By the way, over the years, these subjects of current international juridical consideration have never been neglected or forgotten. They have, in fact, been fixed into the templates for reporting on meetings of Caricom leaders.
There has been an assumption of collective ignorance in recent assertions that the region has been guilty of neglect and/or abandonment when it comes to such matters—Guyana/Venezuela in particular.
But back to the Zone of Peace— itself subject to bold misinterpretation and deliberate rhetorical manipulation. Such an aspiration was never meant to be applied as a blanket metaphor applicable to domestic criminality and disquiet. International relations expert Dr Nand Bardouille’s Handbook on Caribbean Community Foreign Relations and Statecraft is worthy of attention in this context.
“Fundamentally,” he says, “the (Caricom) bloc has a considerable stake in the region as a ‘Zone of Peace’. This is a long-standing refrain of the region’s leadership, who look to the past, citing the useful lessons it holds regarding hegemons who set in motion events with lasting ramifications for the region and its people.”

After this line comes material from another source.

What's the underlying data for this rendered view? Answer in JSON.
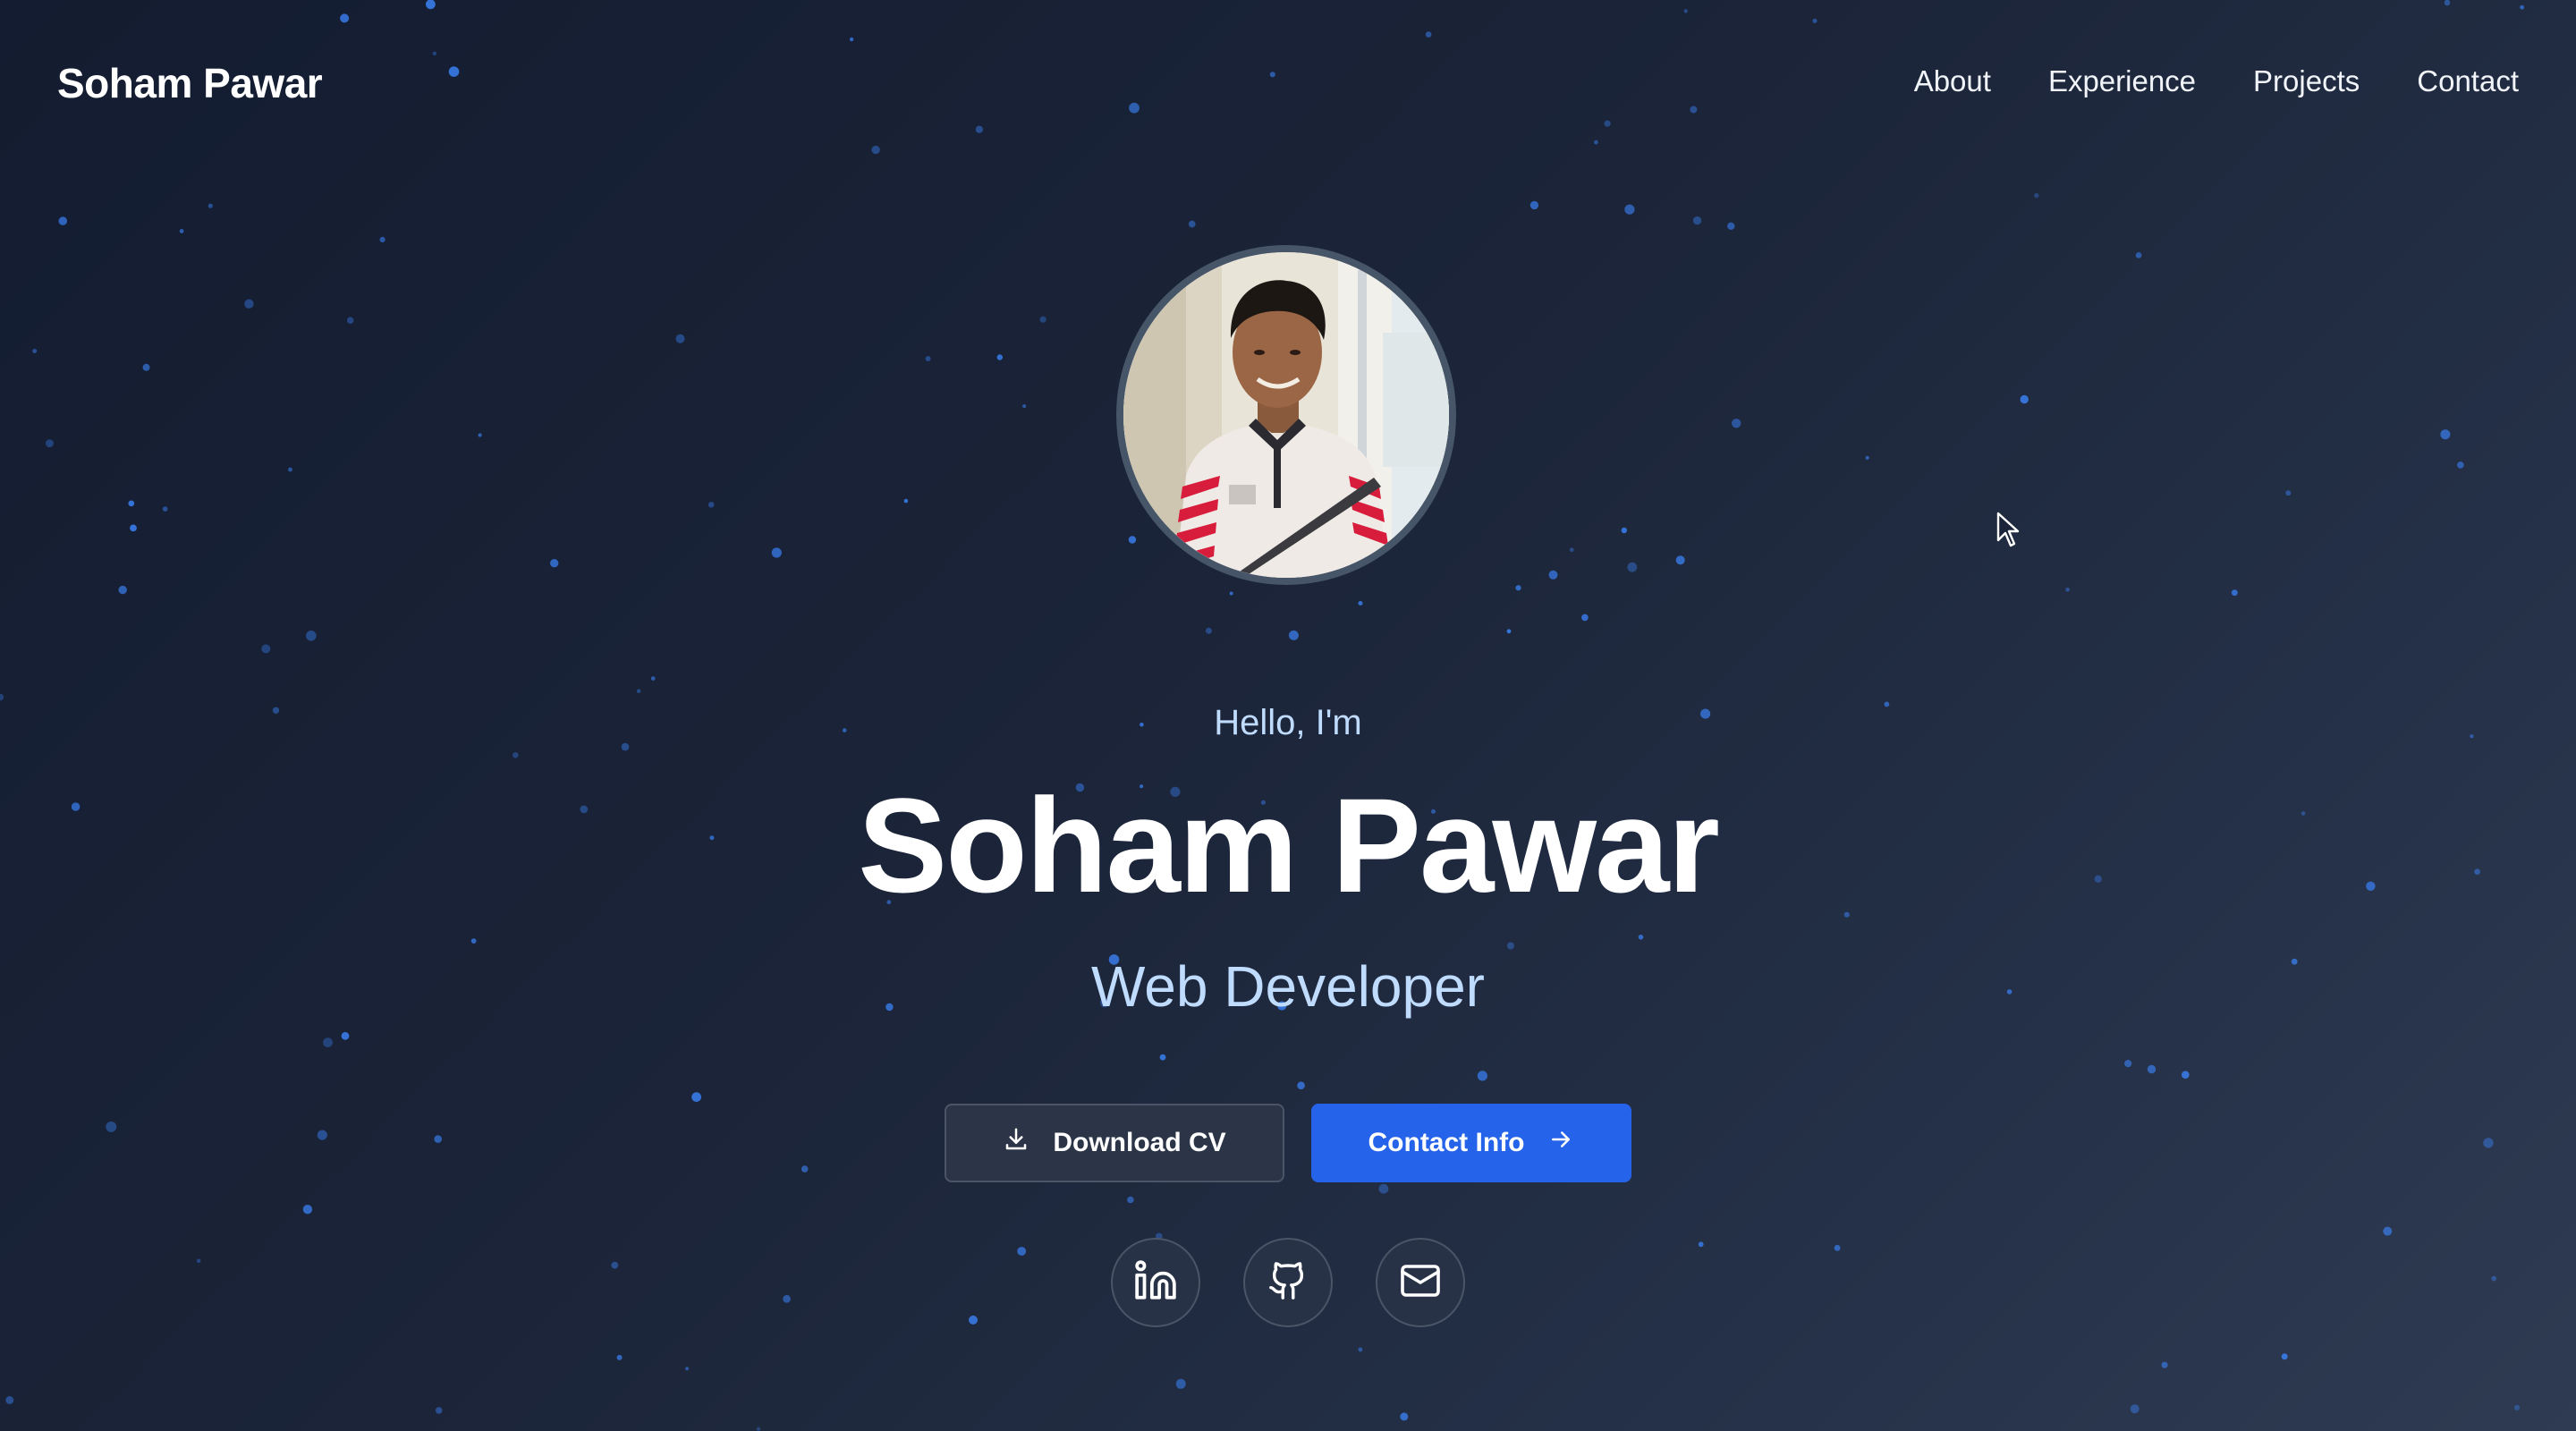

In the current season of insanity, we have nevertheless been treated to repudiation of a sound geo-political posture.
Now, witness what happens with the dictum of war to achieve peace when applied in the real world—and who becomes passive collateral damage. We recall the Cold War and, today, hostilities involving Iran, Israel and the US are not as far away as we appear to believe.
There are grim signs on the wall —notwithstanding the promise of short-term financial gains owing to increases in energy prices.
Last weekend, on these pages, former finance minister Mariano Browne, however, argued that the prospects for a momentary boost have to be tempered against huge increases in tanker and insurance rates. This, he said, has the potential to “offset price increases for cargo leaving T&T.”
Former Caricom assistant secretary general for Economic Integration, Innovation and Development, economist Joseph Cox, in the latest instalment of his Caribbean Business Review, also notes: “The issue is no longer the price of oil. It’s the price of moving the world.”
His treatise on this is worthy of close attention.
“The Caribbean,” he argues, “faces a double constraint. First, higher global prices. Second, reduced priority in the allocation of both cargo and shipping capacity.
“The COVID-19 pandemic made this clear. In a tight global market, the Caribbean is not a priority destination. It is the residual destination.”
There is nothing to suggest, either now or in the past, that geo-political sycophancy is capable of delivering needed insulation.
This country’s support for “si vis pacem, para bellum” is fast teaching us: “qui igne ludit, comburetur”—play with fire and you will be burned.